Tu as évoqué ton travail de dessinateur de presse, tu peux revenir sur cette expérience ?

Quand je suis arrivé en 1990 à Paris, mon voisin du dessus, Nicolas Trautmann, était directeur artistique de magazines. Il m’a expliqué que des agences cherchaient des illustrateurs pour la presse, pour du dessin didactique à réaliser à la palette graphique. Une dépêche AFP tombait et nous on l’illustrait. Ça peut-être une cartographie quand un avion se scratche ou faire des camemberts de statistiques.

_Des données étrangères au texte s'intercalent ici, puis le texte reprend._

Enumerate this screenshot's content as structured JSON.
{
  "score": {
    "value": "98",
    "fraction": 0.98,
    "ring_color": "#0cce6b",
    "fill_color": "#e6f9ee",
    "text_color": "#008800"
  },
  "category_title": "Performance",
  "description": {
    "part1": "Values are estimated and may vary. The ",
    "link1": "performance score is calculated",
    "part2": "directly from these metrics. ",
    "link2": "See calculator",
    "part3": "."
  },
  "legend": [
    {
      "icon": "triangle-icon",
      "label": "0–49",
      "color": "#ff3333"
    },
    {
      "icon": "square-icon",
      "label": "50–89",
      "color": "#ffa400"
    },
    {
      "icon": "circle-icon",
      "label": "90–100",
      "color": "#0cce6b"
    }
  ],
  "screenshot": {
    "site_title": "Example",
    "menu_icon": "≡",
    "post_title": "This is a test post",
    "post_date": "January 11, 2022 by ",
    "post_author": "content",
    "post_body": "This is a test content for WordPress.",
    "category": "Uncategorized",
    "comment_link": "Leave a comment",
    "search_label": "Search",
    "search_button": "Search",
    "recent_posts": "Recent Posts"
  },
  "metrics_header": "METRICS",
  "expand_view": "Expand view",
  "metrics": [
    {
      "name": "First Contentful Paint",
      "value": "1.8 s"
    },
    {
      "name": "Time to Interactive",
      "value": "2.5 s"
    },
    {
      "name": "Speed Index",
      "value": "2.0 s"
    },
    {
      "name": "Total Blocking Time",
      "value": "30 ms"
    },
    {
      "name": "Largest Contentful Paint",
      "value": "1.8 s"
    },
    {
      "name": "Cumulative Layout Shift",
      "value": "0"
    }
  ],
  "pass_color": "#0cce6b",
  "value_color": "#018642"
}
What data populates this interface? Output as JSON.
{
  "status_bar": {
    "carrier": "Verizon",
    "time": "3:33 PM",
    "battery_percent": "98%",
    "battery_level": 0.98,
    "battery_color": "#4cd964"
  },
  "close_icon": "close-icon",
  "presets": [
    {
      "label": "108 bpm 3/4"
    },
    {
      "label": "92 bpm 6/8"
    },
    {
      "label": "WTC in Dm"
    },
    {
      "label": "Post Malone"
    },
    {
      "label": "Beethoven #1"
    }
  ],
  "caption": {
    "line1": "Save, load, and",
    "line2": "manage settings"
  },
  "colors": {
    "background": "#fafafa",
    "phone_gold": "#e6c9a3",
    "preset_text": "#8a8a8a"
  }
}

À un moment, j’ai quand même pu mettre ma touche sur des portraits, et ça a plu. Au bout de 17 ans, j’ai saturé et je suis revenu à mes amours premiers que sont la peinture et l’illustration.

Tu étais sensibilisé à l’actualité, à des causes à cette époque ?

On baignait dans l’actualité toute la journée ! Il y avait la radio et la télé en continu dans l’open space, mais j’étais trop dedans pour prendre du recul et m’engager. Aujourd’hui, c’est autre chose, et je choisis où je m’engage, que ce soit pour la restitution des œuvres d’art africaines dispersées à l’étranger, le réchauffement climatique, le plastique, et surtout l’immigration et l’intégration.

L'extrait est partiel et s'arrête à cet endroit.